Marian de Guzman, Head of Marketing at Grovy Developers, believes real estate marketing now depends less on noise and more on credibility, broker trust and disciplined communication.

July 08, 2026 | Marian de Guzman | UAE | Real Estate

The Broker Is the Client, Everything Else Follows

Marian de Guzman has spent the past 18 months watching the Dubai property market test the instincts of every marketing team operating in it. As Head of Marketing at Grovy Developers, she has had to make deliberate choices about what to hold onto, what to rebuild, and what to walk away from entirely. Her solutions are less about trends and more about discipline, and they challenge some of the most persistent habits in developer marketing today.

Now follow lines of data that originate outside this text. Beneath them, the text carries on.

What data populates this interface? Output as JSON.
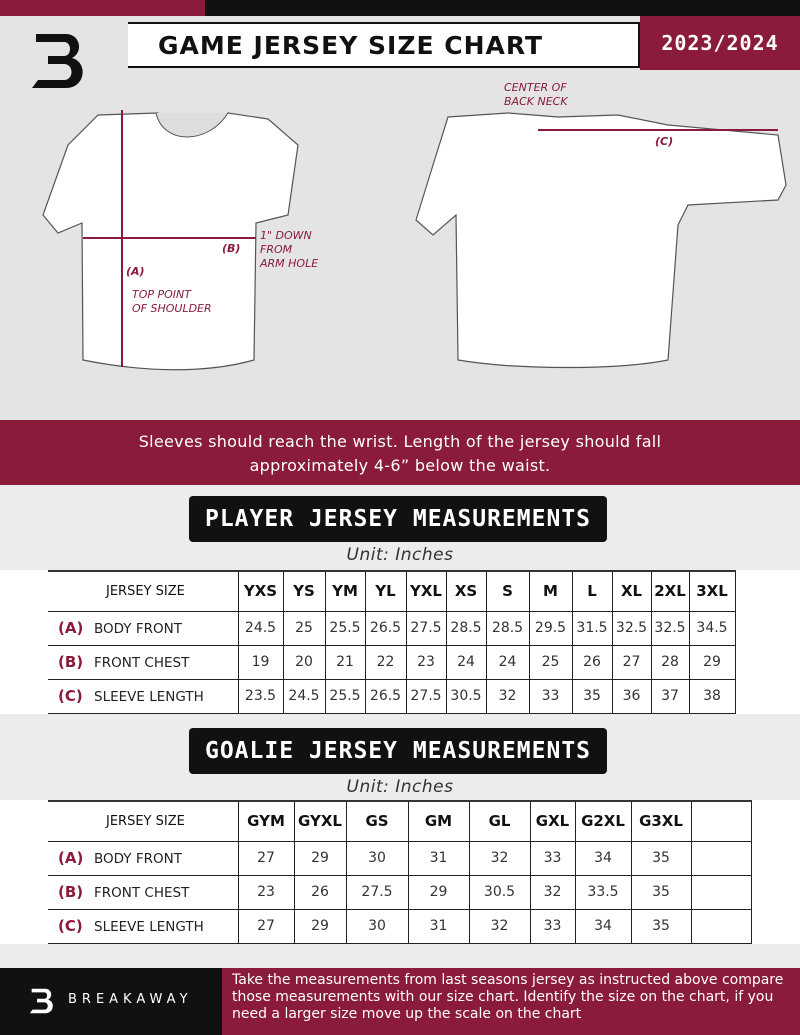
{
  "header": {
    "title": "GAME JERSEY SIZE CHART",
    "season": "2023/2024",
    "logo": "B"
  },
  "diagram": {
    "center_back_neck": [
      "CENTER OF",
      "BACK NECK"
    ],
    "label_a": "(A)",
    "label_b": "(B)",
    "label_c": "(C)",
    "one_inch": [
      "1\" DOWN",
      "FROM",
      "ARM HOLE"
    ],
    "top_shoulder": [
      "TOP POINT",
      "OF SHOULDER"
    ]
  },
  "banner": {
    "line1": "Sleeves should reach the wrist. Length of the jersey should fall",
    "line2": "approximately 4-6” below the waist."
  },
  "player": {
    "title": "PLAYER JERSEY MEASUREMENTS",
    "unit": "Unit: Inches",
    "size_label": "JERSEY SIZE",
    "sizes": [
      "YXS",
      "YS",
      "YM",
      "YL",
      "YXL",
      "XS",
      "S",
      "M",
      "L",
      "XL",
      "2XL",
      "3XL"
    ],
    "rows": [
      {
        "key": "(A)",
        "label": "BODY FRONT",
        "values": [
          "24.5",
          "25",
          "25.5",
          "26.5",
          "27.5",
          "28.5",
          "28.5",
          "29.5",
          "31.5",
          "32.5",
          "32.5",
          "34.5"
        ]
      },
      {
        "key": "(B)",
        "label": "FRONT CHEST",
        "values": [
          "19",
          "20",
          "21",
          "22",
          "23",
          "24",
          "24",
          "25",
          "26",
          "27",
          "28",
          "29"
        ]
      },
      {
        "key": "(C)",
        "label": "SLEEVE LENGTH",
        "values": [
          "23.5",
          "24.5",
          "25.5",
          "26.5",
          "27.5",
          "30.5",
          "32",
          "33",
          "35",
          "36",
          "37",
          "38"
        ]
      }
    ]
  },
  "goalie": {
    "title": "GOALIE JERSEY MEASUREMENTS",
    "unit": "Unit: Inches",
    "size_label": "JERSEY SIZE",
    "sizes": [
      "GYM",
      "GYXL",
      "GS",
      "GM",
      "GL",
      "GXL",
      "G2XL",
      "G3XL",
      ""
    ],
    "rows": [
      {
        "key": "(A)",
        "label": "BODY FRONT",
        "values": [
          "27",
          "29",
          "30",
          "31",
          "32",
          "33",
          "34",
          "35",
          ""
        ]
      },
      {
        "key": "(B)",
        "label": "FRONT CHEST",
        "values": [
          "23",
          "26",
          "27.5",
          "29",
          "30.5",
          "32",
          "33.5",
          "35",
          ""
        ]
      },
      {
        "key": "(C)",
        "label": "SLEEVE LENGTH",
        "values": [
          "27",
          "29",
          "30",
          "31",
          "32",
          "33",
          "34",
          "35",
          ""
        ]
      }
    ]
  },
  "footer": {
    "brand": "BREAKAWAY",
    "text": "Take the measurements from last seasons jersey as instructed above compare those measurements  with our size chart. Identify the size on the chart, if you need a larger size move up the scale on the chart"
  },
  "colors": {
    "maroon": "#8a1b3a",
    "black": "#111111"
  }
}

ON GEOPOLITICS AND CAMPAIGN PLANNING

For de Guzman, the turbulence of the past 18 months has fundamentally changed how her team approaches timing and tone. "When there is uncertainty elsewhere, Dubai's stability story becomes our greatest asset; however, it needs to be managed credibly, not opportunistically," she says. The shift has been from aspiration alone to aspiration backed by evidence. "Buyers want assurance that their money will continue to be well protected in a credible jurisdiction. We have delivered this assurance by marrying the emotional portion of the sale with tangible proof: volumes of transactions, regulatory framework, and incentives tied to residency," she adds. Earned media has become central to that effort. "Press and editorial positioning allow us to tell the brand's story with a level of credibility that no amount of paid advertising can produce," she notes.

If we invest in the brokers and communicate respectfully, they will deliver appropriate customers to us

ON THE RESEARCH-DRIVEN BUYER

De Guzman is direct about how the modern buyer has changed the rules of upper funnel marketing. "The modern consumer comes to the table armed with much more information than we give them credit for," she says. Rather than leading with projects, Grovy leads with people, prioritising the Founder and CEO journey and brand legacy before any project conversation. Longer-form editorial, industry commentary, and thought leadership placements have, in her view, built more authority than any marketing material could match.

ON WHAT NO LONGER WORKS

De Guzman is unsparing about tactics that have lost their relevance. "The use of generic hurry methods, such as countdown timers, fake scarcity language and blanket 'last units' messages, has become irrelevant to today's buyers," she says. Her sharpest observation is reserved for the broker relationship. "Our most important clients are our channel partners," she notes. "If we invest in the brokers and communicate constantly and respectfully, they will deliver appropriate customers to us. Pursuing end-user customers through excessive digital noise while failing to leverage the intermediary network are some of the most expensive and persistent errors in our segment," she concludes.

The views expressed in this column are solely those of the author and do not necessarily represent the editorial position of Real Estate Market Times.